1958 habe ich geheiratet;1960 kam des erste Kind, 1963 und 1968 folgten Nummer zwei und drei.
So habe ich alle meine Pläne geändert, als Büro-Kauffrau und Sekretärin mein Leben gemeistert, bis ich durch Krankheit in Frührente gehen musste. In dieser Phase erwachte in mir der Wunsch die Großstadt hinter mir zu lassen und wieder zu meinen Wurzeln zurückzukehren. 1985 fand dafür ein zaghafter Versuch statt, der dann 1988 verfestigt wurde. 1987 trat ich in den “Heimatdienst Illertal e.V.” ein und bewarb mich 1997 um eine Rolle bei dem Festspiel “Schwedenkrieg und Hexenwahn”, das im Juli 1998 Premiere hatte. 2002 übernahm ich die Aufgabe, die über 20 Jahre vernachlässigte Chronik nachzuarbeiten und weiterzuführen. Als ich mit den Arbeiten auf dem Laufenden war, übersetzte ich noch die von 1948 bis 1980 in Sütterlinschrift verfasste Chronik in die heute lesbare Form.
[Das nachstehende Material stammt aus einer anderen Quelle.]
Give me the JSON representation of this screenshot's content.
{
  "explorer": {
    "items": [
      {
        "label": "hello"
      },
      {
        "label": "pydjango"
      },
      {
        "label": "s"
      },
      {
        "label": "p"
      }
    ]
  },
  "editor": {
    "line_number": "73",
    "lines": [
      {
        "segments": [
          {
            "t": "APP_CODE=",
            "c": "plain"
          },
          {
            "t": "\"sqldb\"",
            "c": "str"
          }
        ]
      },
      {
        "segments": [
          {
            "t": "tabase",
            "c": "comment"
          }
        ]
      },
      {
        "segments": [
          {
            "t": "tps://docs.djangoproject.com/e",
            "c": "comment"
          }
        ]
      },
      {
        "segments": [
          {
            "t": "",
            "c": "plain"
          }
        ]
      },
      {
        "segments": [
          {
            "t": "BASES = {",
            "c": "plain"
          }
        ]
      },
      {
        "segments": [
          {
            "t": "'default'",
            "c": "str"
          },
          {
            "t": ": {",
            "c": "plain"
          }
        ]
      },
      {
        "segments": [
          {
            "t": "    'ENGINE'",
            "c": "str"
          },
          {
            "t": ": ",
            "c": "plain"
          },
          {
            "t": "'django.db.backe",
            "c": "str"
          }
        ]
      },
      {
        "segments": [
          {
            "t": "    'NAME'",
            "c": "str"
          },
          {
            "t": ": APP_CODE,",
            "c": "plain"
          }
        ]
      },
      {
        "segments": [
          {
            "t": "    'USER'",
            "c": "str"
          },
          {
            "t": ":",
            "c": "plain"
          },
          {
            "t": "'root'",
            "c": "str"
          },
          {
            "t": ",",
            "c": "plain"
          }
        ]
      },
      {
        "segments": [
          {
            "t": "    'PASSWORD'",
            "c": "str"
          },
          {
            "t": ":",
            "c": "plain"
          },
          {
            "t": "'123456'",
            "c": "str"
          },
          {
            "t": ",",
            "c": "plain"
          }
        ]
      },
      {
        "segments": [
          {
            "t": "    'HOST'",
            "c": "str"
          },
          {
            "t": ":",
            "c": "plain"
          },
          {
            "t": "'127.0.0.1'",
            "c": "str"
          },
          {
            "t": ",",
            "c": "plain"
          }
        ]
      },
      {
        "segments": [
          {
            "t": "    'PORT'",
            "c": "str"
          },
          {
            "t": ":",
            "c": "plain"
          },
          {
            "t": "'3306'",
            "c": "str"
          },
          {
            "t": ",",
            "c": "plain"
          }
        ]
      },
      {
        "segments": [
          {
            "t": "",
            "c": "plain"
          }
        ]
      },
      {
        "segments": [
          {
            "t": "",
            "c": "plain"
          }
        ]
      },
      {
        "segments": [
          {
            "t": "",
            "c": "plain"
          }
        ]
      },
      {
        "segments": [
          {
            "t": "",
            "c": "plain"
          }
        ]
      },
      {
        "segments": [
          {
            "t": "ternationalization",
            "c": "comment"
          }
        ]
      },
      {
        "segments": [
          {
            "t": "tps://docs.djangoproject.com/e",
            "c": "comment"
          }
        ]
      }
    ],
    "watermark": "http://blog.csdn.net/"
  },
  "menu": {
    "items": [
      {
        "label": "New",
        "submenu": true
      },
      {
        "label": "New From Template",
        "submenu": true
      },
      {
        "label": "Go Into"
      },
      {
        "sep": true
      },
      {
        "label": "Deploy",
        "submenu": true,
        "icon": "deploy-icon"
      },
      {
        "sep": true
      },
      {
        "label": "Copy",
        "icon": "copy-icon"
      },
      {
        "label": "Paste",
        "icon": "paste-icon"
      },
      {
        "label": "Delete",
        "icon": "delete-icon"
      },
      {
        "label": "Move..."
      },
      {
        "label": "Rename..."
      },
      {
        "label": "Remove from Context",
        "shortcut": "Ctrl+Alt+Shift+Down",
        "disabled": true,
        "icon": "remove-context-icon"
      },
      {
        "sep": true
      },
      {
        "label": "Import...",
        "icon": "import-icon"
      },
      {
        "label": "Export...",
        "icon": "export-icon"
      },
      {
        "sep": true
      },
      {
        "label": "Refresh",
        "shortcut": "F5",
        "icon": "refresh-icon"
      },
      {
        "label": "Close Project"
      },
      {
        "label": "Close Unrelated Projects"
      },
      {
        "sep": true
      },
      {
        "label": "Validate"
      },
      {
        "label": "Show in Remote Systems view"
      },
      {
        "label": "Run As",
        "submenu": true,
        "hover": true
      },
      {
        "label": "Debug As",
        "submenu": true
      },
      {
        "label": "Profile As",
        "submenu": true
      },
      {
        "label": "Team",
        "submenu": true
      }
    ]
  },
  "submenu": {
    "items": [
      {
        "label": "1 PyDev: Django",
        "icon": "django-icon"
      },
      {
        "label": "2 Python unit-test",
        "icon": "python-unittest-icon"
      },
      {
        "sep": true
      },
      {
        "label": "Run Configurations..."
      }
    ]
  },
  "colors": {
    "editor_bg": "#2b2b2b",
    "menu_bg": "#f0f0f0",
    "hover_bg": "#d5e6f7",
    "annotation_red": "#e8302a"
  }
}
Als mein jüngster Sohn 2013 an einem Gehirntumor starb, sah ich mich nicht mehr in der Lage, die Chronik weiter zu führen und beendete diese Tätigkeit am 31.12.2013. Rita Vollmar, Mai 2018

Rita Vollmar wurde am 06.10.1938 in Ottobeuren geboren und verstarb am 09.02.2023 in Illerbeuren.